Después de eso, todavía no se daban por vencidos y vinieron a buscarme al colegio.
Incluso se arrodillaron frente a mí, suplicando mi perdón, pero yo ya había tomado una decisión: no iba a volver jamás.
La última vez, mi padre, con lágrimas corriendo por su rostro, me dijo,
—María, por favor, te lo ruego, dame otra oportunidad.
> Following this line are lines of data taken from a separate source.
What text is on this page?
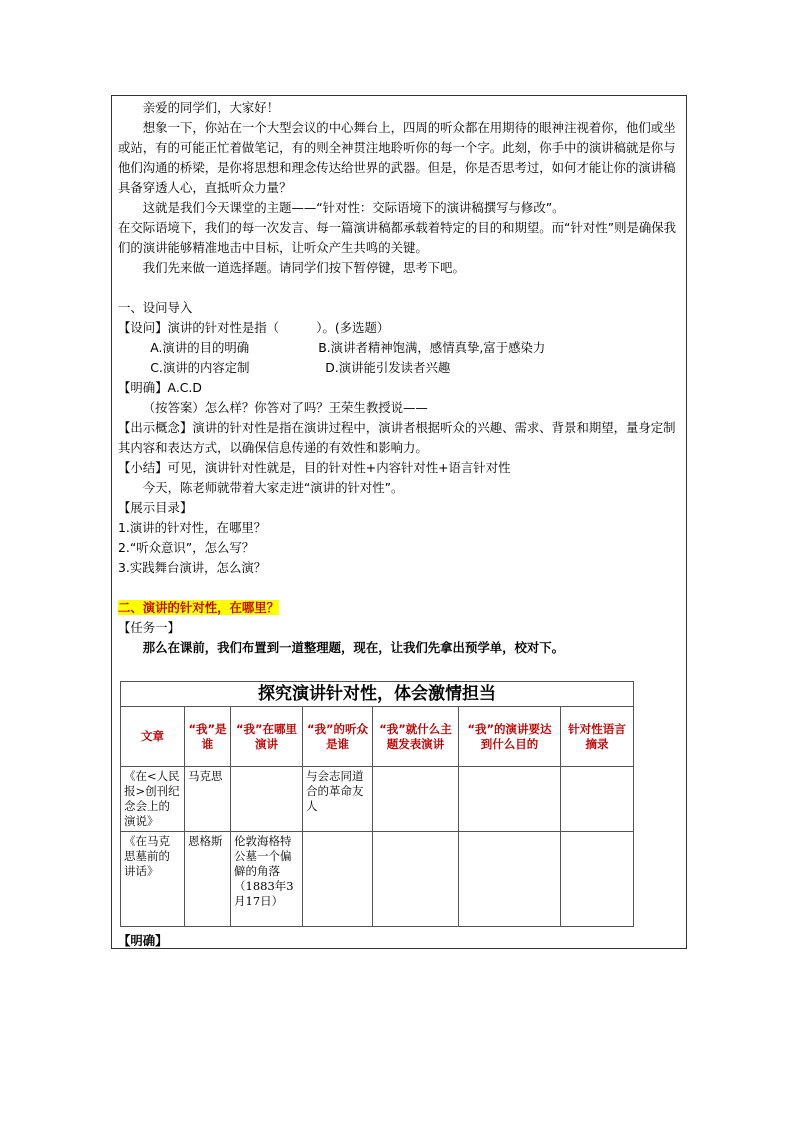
亲爱的同学们，大家好！

想象一下，你站在一个大型会议的中心舞台上，四周的听众都在用期待的眼神注视着你，他们或坐或站，有的可能正忙着做笔记，有的则全神贯注地聆听你的每一个字。此刻，你手中的演讲稿就是你与他们沟通的桥梁，是你将思想和理念传达给世界的武器。但是，你是否思考过，如何才能让你的演讲稿具备穿透人心，直抵听众力量？

这就是我们今天课堂的主题——“针对性：交际语境下的演讲稿撰写与修改”。

在交际语境下，我们的每一次发言、每一篇演讲稿都承载着特定的目的和期望。而“针对性”则是确保我们的演讲能够精准地击中目标，让听众产生共鸣的关键。

我们先来做一道选择题。请同学们按下暂停键，思考下吧。

一、设问导入

【设问】演讲的针对性是指（　　　）。(多选题）

A.演讲的目的明确	B.演讲者精神饱满，感情真挚,富于感染力
C.演讲的内容定制	D.演讲能引发读者兴趣

【明确】A.C.D

（按答案）怎么样？你答对了吗？王荣生教授说——

【出示概念】演讲的针对性是指在演讲过程中，演讲者根据听众的兴趣、需求、背景和期望，量身定制其内容和表达方式，以确保信息传递的有效性和影响力。

【小结】可见，演讲针对性就是，目的针对性+内容针对性+语言针对性

今天，陈老师就带着大家走进“演讲的针对性”。

【展示目录】

1.演讲的针对性，在哪里？

2.“听众意识”，怎么写？

3.实践舞台演讲，怎么演？

二、演讲的针对性，在哪里？

【任务一】

那么在课前，我们布置到一道整理题，现在，让我们先拿出预学单，校对下。

探究演讲针对性，体会激情担当						
文章	“我”是谁	“我”在哪里演讲	“我”的听众是谁	“我”就什么主题发表演讲	“我”的演讲要达到什么目的	针对性语言摘录
《在<人民报>创刊纪念会上的演说》	马克思		与会志同道合的革命友人			
《在马克思墓前的讲话》	恩格斯	伦敦海格特公墓一个偏僻的角落（1883年3月17日）				
【明确】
Al fin y al cabo, somos familia, ¡y llevamos la misma sangre!
Lo miré fijamente durante un buen rato, con frialdad en la mirada, y dije:
—Si pudiera elegir… ojalá el tío Lien fuera mi verdadero padre.
Quizá esas palabras fueron demasiado duras.
Desde entonces, nunca más volvieron a molestarme.
También vino José a buscarme.
Se quedó frente a la puerta de mi casa, empapado bajo la lluvia durante toda la noche, solo para pedirme que lo recibiera.
Se disculpó de corazón, lo vi en sus ojos, pero, ¿por qué tendría que perdonarlo?
Sí, alguna vez fuimos muy cercanos. Pero el daño fue real, y la traición también lo fue. Yo no podía, no podía ni quería perdonarlo.